After this he fainted from exhaustion. The next day, about noon, the Lord again powerfully broke in upon his soul, and, as well as his feeble strength would permit, he sang Pope’s Ode, several times repeating, “O death, where is thy sting? a grave, where is thy victory?” He said, “The Lord has taken away the sting of death! Bless his precious name! Yes, hell is vanquished!” He then took an affectionate leave of every member of the family separately, after which he said to those that were supporting him, “Now you must help me sing;” and, in a clear voice, to their great surprise, he sang:

“Then loudest of the crowd I’ll sing,

While heaven’s resounding mansions ring

With shouts of sovereign grace.”

Soon after this the Lord again hid his face, and the dear sufferer was left to the buffetings of the enemy for three or four days, which to him seemed almost as many months. But the clouds dispersed, and he said, “I feel my affections going out after the Lord; but no word has been applied to my soul. I am not yet in despair;” and shortly afterwards he said, “I am black, but comely; yes, black as the tents of Kedar; but it is Christ instead of me is seen.”
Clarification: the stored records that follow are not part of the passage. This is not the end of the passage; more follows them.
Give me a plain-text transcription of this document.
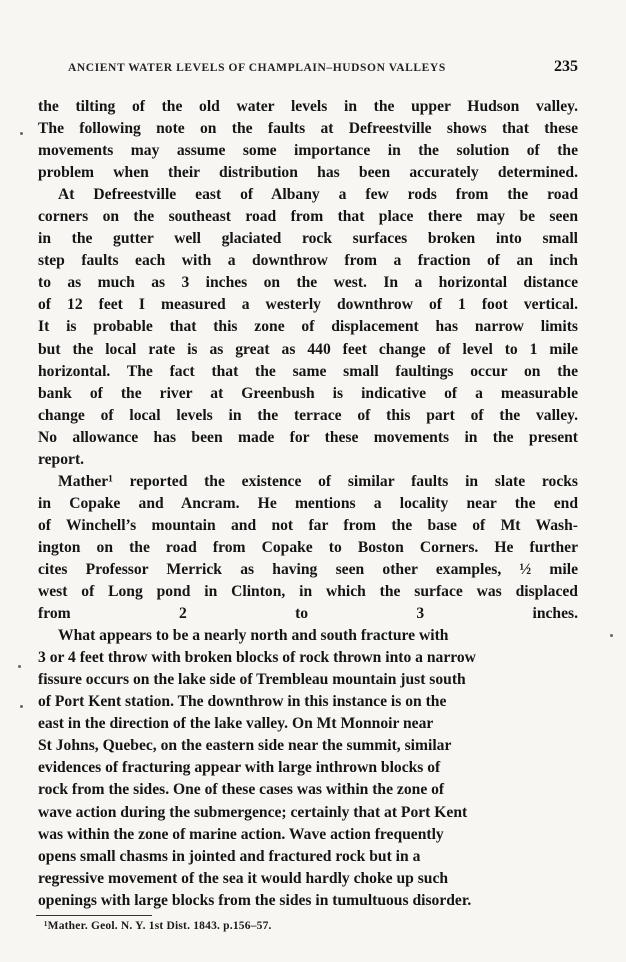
ANCIENT WATER LEVELS OF CHAMPLAIN–HUDSON VALLEYS	235

the tilting of the old water levels in the upper Hudson valley.
The following note on the faults at Defreestville shows that these
movements may assume some importance in the solution of the
problem when their distribution has been accurately determined.

At Defreestville east of Albany a few rods from the road
corners on the southeast road from that place there may be seen
in the gutter well glaciated rock surfaces broken into small
step faults each with a downthrow from a fraction of an inch
to as much as 3 inches on the west. In a horizontal distance
of 12 feet I measured a westerly downthrow of 1 foot vertical.
It is probable that this zone of displacement has narrow limits
but the local rate is as great as 440 feet change of level to 1 mile
horizontal. The fact that the same small faultings occur on the
bank of the river at Greenbush is indicative of a measurable
change of local levels in the terrace of this part of the valley.
No allowance has been made for these movements in the present
report.

Mather¹ reported the existence of similar faults in slate rocks
in Copake and Ancram. He mentions a locality near the end
of Winchell’s mountain and not far from the base of Mt Wash-
ington on the road from Copake to Boston Corners. He further
cites Professor Merrick as having seen other examples, ½ mile
west of Long pond in Clinton, in which the surface was displaced
from 2 to 3 inches.

What appears to be a nearly north and south fracture with
3 or 4 feet throw with broken blocks of rock thrown into a narrow
fissure occurs on the lake side of Trembleau mountain just south
of Port Kent station. The downthrow in this instance is on the
east in the direction of the lake valley. On Mt Monnoir near
St Johns, Quebec, on the eastern side near the summit, similar
evidences of fracturing appear with large inthrown blocks of
rock from the sides. One of these cases was within the zone of
wave action during the submergence; certainly that at Port Kent
was within the zone of marine action. Wave action frequently
opens small chasms in jointed and fractured rock but in a
regressive movement of the sea it would hardly choke up such
openings with large blocks from the sides in tumultuous disorder.

¹Mather. Geol. N. Y. 1st Dist. 1843. p.156–57.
A day or two before he died he said, “Ps. 23 has been made precious to me;” and he repeated it through. After this he said, “I am in the land of Meshech. Woe is me!

“‘Is this polluted heart

A dwelling fit for thee?

Swarming, alas! in every part,

What evils do I see!'”

The evening before his decease he said to a friend, “I am overwhelmed with the goodness of God. Do you know what it is to be overwhelmed?” About midnight he said, “I am full! I am full! Help me! Help me to praise him!” This he said again an hour or two later; after which he said but little, being apparently unconscious the greater part of the time.

About one o’clock, p.m., he fell asleep in Jesus so quietly that those around could scarcely tell when he ceased to breathe.

His faith and patience, love and zeal,

Have made his memory dear;

Do thou, O Lord, the prayers fulfill,

He offer’d for us here.

J. Newton

John Phillips (1825-1872) was a Strict and Particular Baptist preacher. He served as pastor for the church meeting at Rotherfield, East Sussex.